Inmon vs Kimball – DWHanswers

Introduction:

In data warehousing, we often hear discussions on whether a person or organisation’s data warehouse falls into either Bill Inmon’s or Ralph Kimball’s way of thinking; we’ll call these ways of thinking “paradigms”. But what are they, and how do they differ? More importantly, why are they important when considering how to build your data warehouse?

The Paradigms:

Inmon’s paradigm: A data warehouse is only one part of the overall business intelligence system. An enterprise has one (and only one) data warehouse and data marts source their information from that data warehouse. In the Inmon paradigm, information is stored in Normal Form, typically 3rd or above.

Kimball’s paradigm: The Data warehouse is the conglomerate of all data marts within the enterprise. Data is stored in a dimensional architecture, connected by a star or snowflake schema.

Case Study:

An example scenario might help to make the differences a little clearer; a business owner asks for a way to merge three different sources (ODS – Operational Data Store) of company data into one central pot, to allow the business to understand sales made either in the store or on the website, versus the amount of stock left in the warehouse. Reporting will be required to satisfy both the finance department and the board.

The question mark is where a decision to adopt an Inmon or Kimball paradigm comes in.

At a high level, the Inmon Data Warehouse might look something like this:

Data is sourced from various ODS’ and merged into a single repository, the EDW (Enterprise Data Warehouse). Data is then fed to Datamarts for consumption by the users. The Inmon method relies on a strong, principled foundation as changes to the data warehouse will affect the information held in the adjoining data marts.

The common phrase used by advocates of the Inmon paradigm is “one version of the truth”, but that isn’t technically true, but it as, at least, “one version of the facts”.

Below is a high-level example of how a Kimball Data Warehouse might look:

Notice how the Kimball paradigm merges the role of the dartmart into the data warehouse. Both the “Finance” and “Order” datamarts would be stored within two separate schemas, within the same data warehouse.

The common assumption is that the Kimball design requires fewer “moving parts” to arrive at the same answer, but that is an oversimplification.

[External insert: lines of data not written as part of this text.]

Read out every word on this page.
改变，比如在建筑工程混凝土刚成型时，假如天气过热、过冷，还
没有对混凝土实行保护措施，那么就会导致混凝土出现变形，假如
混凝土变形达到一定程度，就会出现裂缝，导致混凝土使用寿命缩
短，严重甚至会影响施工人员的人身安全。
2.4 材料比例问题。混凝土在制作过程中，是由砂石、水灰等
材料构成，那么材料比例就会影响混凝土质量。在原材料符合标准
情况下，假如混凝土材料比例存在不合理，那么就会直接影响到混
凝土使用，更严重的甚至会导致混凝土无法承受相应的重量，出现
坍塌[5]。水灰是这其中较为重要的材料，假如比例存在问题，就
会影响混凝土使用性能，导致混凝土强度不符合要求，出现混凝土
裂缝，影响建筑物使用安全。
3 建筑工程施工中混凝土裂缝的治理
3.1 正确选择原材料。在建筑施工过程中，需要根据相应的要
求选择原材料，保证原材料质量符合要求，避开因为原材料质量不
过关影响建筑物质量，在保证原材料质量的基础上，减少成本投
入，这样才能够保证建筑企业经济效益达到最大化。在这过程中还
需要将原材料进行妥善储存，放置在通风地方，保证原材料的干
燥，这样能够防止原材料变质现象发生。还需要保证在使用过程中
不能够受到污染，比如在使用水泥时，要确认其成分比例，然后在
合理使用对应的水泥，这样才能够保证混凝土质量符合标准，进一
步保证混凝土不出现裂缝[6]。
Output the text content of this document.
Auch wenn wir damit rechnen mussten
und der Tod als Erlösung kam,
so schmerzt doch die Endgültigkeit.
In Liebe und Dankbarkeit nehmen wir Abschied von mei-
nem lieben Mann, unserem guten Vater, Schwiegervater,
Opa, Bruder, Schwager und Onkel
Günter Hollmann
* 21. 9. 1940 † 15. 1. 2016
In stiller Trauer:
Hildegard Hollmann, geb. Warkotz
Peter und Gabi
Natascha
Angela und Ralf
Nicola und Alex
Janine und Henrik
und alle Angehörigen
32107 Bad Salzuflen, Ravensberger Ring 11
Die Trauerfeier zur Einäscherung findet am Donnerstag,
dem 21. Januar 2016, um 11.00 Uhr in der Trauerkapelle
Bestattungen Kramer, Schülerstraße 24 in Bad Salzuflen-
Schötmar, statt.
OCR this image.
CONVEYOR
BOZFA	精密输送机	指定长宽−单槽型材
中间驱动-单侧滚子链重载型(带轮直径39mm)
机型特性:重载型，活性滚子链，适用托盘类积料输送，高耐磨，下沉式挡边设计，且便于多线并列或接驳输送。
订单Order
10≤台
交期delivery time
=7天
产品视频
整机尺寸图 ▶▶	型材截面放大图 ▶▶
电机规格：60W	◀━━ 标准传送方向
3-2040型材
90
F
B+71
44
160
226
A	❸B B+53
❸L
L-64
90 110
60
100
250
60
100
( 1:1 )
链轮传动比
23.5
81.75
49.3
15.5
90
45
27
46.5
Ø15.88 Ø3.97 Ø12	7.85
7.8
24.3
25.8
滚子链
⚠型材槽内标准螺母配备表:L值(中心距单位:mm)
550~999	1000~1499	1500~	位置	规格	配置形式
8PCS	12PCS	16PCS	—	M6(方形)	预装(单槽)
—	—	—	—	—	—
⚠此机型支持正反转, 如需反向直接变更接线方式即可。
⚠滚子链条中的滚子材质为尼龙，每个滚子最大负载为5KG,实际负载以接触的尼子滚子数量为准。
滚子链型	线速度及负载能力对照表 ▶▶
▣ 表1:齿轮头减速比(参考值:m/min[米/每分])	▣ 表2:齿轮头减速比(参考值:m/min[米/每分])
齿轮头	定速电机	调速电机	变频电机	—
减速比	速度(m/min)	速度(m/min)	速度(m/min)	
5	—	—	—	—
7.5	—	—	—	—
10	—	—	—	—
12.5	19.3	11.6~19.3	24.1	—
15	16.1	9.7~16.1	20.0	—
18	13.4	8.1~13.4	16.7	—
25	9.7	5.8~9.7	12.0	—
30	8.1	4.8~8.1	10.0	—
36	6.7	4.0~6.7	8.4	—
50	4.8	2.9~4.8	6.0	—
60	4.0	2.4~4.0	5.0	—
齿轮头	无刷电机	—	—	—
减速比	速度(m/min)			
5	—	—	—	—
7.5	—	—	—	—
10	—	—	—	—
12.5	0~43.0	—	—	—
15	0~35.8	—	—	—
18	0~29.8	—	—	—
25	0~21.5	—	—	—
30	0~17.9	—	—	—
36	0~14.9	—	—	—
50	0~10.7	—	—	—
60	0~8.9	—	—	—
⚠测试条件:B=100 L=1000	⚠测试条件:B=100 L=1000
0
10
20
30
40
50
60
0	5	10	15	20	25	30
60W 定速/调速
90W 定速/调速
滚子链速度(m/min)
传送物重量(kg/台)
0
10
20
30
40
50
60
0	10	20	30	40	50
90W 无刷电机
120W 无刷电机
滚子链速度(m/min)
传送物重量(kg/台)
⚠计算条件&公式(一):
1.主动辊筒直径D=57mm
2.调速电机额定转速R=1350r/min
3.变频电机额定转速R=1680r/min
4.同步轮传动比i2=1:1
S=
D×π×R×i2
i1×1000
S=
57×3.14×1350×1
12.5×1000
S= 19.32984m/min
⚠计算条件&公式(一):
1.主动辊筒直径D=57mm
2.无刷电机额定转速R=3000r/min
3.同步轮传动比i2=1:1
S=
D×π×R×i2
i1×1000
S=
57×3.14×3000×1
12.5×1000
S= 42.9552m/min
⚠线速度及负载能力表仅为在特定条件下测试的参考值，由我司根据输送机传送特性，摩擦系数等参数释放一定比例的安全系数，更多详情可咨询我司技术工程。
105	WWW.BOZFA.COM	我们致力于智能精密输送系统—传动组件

The Kimball design could house the same data within the two schemas in entirely different ways, or worse still, exclude data that the other includes; this could lead to confusion over the validity of the data.

In reality, the data warehouse systems in most enterprises are closer to Ralph Kimball’s ideal; this is because most data warehouses start out their life as a departmental effort, and as a result only a single schema (or datamart) is required. Only when more data marts are built later do they evolve into a data warehouse.

Conclusion:

It’s important to understand that there is no right or wrong answer as the two paradigms represent entirely different data warehousing methodologies, but one might suit your organisation or personal working habits better than the other. Inmon’s paradigm is more rigid (working from the ground up) and if a change is made, it could affect every level. Kimball’s paradigm is suited to swift development and change (working from the top down); since the datamarts are seperated, a change is unlikely to affect other areas.

Both have pros and cons though, and the choice often boils down to personal taste and time contraints.